Are the features changing?
They are changing in group health insurance. There are a number of cases where people have changed the features, rather than changing the price. For instance, if a company has taken a group health cover for its employees which says that up to Rs 2 lakh will be paid per year, they now put a supplement saying that, in case of hospitalisation, you can only go to the hospital which charges up to Rs 2,000 a day. If you don’t have such control, everybody will go to the most expensive hospital. There could be control on cost by controlling your suppliers.

Will add-ons result in more premium collection?
People almost bought motor insurance policy as potatoes. The moment four-five options are available, it becomes a relationship-building interaction rather than just selling a commodity. It will help premium collection in two ways. First, instead of paying a plain vanilla Rs 5,000 for a motor policy, a percentage of customers will be willing to pay more and take more, so the premium collection will be high. Second, the moment a relationship is built, there is an opportunity to cross-sell.

Do in-house third-party administrators (TPAs) help ?
The job of servicing the claim is the responsibility of an insurance company. We have three options. First, you can do everything yourself, including the TPA’s job also, which people call in-house TPA. The second option is to do a part of the job in-house, and partly use a TPA. The third is too outsource everything. We have taken a middle path and appointed two TPAs. We use their presence, their ability to respond to a claim quickly, but do not depend on them to control the claim. Having some of the activities in-house definitely helps. Activities that can be done by a TPA, and which are fairly routine, require a 24X7 call centre or service across the world. But there are certain activities which we need to do, like maintaining a relationship with the insured, doing claim-cost control.

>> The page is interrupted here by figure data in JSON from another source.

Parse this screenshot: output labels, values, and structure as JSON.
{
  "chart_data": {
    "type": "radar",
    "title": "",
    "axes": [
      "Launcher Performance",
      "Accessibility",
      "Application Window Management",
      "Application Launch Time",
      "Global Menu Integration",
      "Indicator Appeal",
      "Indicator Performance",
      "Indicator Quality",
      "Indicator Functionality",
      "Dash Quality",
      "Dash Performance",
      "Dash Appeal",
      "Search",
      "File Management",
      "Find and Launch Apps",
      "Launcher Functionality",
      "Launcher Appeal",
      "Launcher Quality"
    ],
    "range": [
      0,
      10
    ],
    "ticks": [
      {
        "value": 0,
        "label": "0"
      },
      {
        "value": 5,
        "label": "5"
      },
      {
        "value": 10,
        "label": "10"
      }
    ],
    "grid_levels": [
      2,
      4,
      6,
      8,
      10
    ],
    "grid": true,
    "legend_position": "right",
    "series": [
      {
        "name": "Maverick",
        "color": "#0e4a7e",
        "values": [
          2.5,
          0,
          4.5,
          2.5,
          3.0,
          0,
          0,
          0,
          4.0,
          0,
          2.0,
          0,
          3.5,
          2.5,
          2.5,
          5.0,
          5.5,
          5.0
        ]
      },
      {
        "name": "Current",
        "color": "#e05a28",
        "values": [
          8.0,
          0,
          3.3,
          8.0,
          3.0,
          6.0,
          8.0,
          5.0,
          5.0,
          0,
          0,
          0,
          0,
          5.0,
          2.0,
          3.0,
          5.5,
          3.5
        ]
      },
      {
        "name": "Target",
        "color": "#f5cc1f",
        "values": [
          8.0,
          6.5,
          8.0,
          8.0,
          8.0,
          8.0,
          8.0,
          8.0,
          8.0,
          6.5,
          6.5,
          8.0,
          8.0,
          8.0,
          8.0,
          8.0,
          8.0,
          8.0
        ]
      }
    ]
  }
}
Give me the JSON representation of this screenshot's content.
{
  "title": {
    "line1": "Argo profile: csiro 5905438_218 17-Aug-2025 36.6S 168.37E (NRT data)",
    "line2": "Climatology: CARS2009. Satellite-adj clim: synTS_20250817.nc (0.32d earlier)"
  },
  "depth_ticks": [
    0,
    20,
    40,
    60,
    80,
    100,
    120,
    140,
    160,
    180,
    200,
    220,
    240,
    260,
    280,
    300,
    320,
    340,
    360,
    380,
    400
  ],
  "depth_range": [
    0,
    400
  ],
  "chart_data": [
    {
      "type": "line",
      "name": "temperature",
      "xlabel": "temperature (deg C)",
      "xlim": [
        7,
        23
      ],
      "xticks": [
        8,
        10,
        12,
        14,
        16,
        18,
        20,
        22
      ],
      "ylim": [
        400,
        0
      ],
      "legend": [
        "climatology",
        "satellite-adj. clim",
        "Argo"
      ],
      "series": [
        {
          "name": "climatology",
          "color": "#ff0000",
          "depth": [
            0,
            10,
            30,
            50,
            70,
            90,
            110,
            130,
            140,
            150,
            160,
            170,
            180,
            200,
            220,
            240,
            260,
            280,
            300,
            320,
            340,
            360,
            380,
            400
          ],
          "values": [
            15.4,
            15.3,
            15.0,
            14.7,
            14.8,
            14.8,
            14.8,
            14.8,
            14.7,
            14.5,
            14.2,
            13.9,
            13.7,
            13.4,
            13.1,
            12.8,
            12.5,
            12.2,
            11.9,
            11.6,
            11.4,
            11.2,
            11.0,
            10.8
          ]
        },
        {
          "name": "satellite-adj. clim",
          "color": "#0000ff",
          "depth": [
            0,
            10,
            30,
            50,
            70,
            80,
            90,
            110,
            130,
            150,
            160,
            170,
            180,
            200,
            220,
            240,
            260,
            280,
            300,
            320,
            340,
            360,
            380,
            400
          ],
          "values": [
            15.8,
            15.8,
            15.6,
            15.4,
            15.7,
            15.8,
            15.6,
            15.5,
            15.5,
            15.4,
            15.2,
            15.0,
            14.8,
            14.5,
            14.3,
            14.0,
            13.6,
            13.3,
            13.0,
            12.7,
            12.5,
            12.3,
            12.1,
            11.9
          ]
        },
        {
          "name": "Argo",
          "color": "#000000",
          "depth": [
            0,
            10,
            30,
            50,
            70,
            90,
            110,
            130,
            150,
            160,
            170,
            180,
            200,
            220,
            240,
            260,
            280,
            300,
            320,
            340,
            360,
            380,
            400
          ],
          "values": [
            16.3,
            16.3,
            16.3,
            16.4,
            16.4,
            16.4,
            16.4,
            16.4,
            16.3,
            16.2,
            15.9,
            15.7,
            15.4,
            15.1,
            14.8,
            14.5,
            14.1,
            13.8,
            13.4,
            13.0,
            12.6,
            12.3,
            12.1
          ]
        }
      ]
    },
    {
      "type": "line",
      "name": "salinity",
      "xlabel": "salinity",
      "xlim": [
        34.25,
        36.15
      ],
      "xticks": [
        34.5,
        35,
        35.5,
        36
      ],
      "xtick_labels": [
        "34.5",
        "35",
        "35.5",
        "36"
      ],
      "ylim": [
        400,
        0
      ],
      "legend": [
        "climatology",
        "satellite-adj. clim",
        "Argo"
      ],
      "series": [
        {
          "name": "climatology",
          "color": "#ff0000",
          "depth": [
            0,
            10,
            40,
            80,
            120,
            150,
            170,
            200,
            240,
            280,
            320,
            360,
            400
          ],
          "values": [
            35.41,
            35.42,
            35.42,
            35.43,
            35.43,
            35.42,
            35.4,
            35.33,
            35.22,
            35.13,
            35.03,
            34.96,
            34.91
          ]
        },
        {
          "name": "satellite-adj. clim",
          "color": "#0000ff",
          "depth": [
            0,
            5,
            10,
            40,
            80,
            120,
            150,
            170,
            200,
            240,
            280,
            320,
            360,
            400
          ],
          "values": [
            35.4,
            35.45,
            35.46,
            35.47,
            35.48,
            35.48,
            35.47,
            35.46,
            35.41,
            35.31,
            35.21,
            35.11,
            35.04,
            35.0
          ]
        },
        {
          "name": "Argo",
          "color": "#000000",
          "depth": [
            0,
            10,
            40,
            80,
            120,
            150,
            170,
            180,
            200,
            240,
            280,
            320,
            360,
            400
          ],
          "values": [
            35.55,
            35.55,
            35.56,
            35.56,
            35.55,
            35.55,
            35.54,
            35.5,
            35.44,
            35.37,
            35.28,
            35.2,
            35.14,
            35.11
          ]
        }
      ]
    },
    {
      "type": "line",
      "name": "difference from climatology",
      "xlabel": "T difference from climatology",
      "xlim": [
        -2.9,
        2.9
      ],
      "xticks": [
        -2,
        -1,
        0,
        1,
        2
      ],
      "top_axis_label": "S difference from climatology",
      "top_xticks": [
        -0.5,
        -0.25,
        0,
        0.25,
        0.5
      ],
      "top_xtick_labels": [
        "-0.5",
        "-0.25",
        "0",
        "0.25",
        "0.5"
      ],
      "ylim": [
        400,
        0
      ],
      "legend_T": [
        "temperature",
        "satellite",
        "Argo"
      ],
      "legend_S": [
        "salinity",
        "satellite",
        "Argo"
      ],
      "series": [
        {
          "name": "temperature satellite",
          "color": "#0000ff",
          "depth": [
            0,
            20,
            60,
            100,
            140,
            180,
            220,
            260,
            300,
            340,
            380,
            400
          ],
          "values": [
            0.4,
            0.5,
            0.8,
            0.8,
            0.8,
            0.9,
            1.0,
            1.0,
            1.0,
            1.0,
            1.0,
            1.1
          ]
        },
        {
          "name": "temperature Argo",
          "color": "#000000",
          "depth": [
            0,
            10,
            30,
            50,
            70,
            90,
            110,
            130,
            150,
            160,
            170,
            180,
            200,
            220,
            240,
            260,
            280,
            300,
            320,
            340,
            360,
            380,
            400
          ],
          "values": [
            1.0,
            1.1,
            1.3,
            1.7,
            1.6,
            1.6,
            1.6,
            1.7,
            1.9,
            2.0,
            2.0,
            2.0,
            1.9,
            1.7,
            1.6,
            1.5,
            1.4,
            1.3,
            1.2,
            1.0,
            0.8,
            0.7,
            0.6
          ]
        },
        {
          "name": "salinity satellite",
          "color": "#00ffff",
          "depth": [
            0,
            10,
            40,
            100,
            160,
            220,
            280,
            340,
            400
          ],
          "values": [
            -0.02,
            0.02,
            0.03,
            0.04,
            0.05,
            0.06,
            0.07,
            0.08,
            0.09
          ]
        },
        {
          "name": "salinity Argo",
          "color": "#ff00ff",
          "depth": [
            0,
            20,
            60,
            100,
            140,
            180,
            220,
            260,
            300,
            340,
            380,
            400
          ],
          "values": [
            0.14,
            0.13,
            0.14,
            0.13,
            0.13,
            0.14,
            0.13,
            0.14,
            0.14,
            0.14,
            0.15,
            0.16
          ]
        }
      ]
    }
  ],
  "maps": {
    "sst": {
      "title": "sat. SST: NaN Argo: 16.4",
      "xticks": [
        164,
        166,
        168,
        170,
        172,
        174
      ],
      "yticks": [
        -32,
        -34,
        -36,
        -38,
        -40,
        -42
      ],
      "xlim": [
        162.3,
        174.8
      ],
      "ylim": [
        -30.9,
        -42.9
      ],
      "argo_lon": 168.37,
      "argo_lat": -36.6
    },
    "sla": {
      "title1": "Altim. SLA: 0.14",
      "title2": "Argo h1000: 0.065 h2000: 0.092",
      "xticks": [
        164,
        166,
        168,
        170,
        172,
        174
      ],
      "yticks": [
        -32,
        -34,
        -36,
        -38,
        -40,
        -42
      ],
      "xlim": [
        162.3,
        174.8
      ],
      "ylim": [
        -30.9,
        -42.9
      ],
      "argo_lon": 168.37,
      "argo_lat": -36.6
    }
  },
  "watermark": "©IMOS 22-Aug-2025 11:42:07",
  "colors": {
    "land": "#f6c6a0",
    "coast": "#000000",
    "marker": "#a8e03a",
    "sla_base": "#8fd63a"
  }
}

If we give away these responsibilities, and they are not done well.

Do you see tough competition from SBI’s general insurance company that will soon enter the market?
They (SBI) are a giant, and they have proved themselves in the life insurance industry. In general insurance industry also, they have the potential to be a big force. The market is growing and everybody is going to have a piece of the pie. Our target segment is largely retail. In the next three-five years, 70-80 per cent of our business will come from retail, which includes motor, health, travel, personal accident – something which an individual requires. We believe that the segment will keep growing because the asset build-up among individuals is high with more people owning cars and houses. The industrial segment, on the other hand, is extremely competitive and, due to detariffing, prices have shrunk.

How much capital do you require at the moment?
We have infused Rs 190 crore so far. As per our business plans, we will require Rs 645 crore in the first five years. It will depend on how much business we write. We need money for two things – funding our expenses on new branches, and to maintain solvency margins. Currently, we have enough capital to fund our business.